A Câmara dos Deputados aprovou projeto de lei que aumenta as penas pelos crimes de estupro, assédio sexual e registro não autorizado da intimidade sexual. A proposta também prevê punições mais severas para crimes relacionados à pedofilia no Estatuto da Criança e do Adolescente (ECA). De autoria da deputada Delegada Katarina (PSD-SE), o Projeto de Lei 3984/25 foi aprovado com substitutivo da relatora, deputada Delegada Ione (Avante-MG), e agora segue para análise no Senado.
Pelo texto, a pena por estupro passa de 6 a 10 anos de reclusão para 8 a 12 anos. Em casos de lesão grave, a pena vai de 8 a 12 anos para 10 a 14 anos. Se o crime resultar em morte da vítima, a reclusão de 12 a 30 anos aumenta para 14 a 32 anos.
O assédio sexual, cuja pena atual é de detenção de 1 a 2 anos, passa a ser punido com detenção de 2 a 4 anos.
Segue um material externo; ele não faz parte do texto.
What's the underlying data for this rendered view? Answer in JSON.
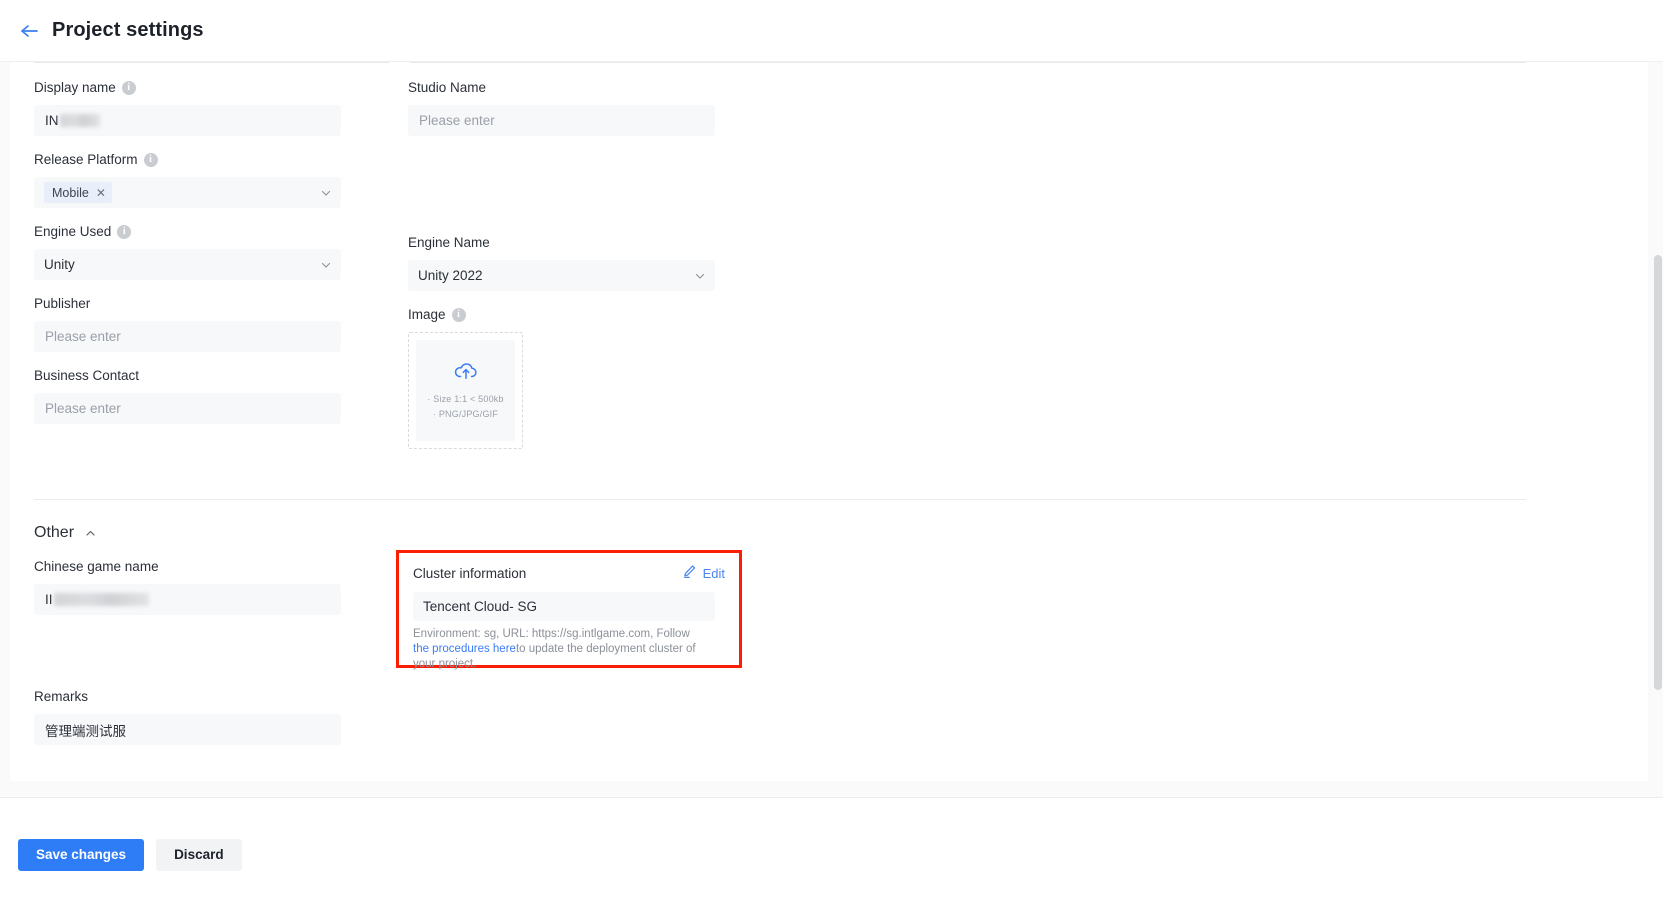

Já o registro não autorizado da intimidade sexual, atualmente com detenção de 6 meses a 1 ano, terá pena de detenção de 1 a 3 anos.
Há ainda agravantes que aumentam a pena em 1/3 a 2/3 se os crimes contra a dignidade sexual forem cometidos por razões da condição do sexo feminino, contra pessoa com deficiência ou maior de 60 anos, ou nas dependências de instituição de ensino, hospitalar ou de saúde, de abrigamento, unidade policial ou prisional.
No ECA, o projeto eleva as penas para diversos crimes, como vender ou expor registro de pornografia envolvendo criança ou adolescente, de 4 a 8 anos para 6 a 10 anos; disseminar essa pornografia, de 3 a 6 anos para 5 a 8 anos; adquirir ou armazenar por qualquer meio esse tipo de pornografia, de 1 a 4 anos para 3 a 6 anos; simular participação de criança ou adolescente em cena de sexo explícito ou pornografia com montagem ou adulterações, de 1 a 3 anos para 3 a 5 anos; e aliciar por qualquer meio de comunicação criança ou adolescente com o fim de praticar ato libidinoso, de 1 a 3 anos para 3 a 5 anos.
Na Lei de Execução Penal, o texto proíbe condenados por estupro ou estupro de vulnerável de usufruírem de visitas íntimas no presídio.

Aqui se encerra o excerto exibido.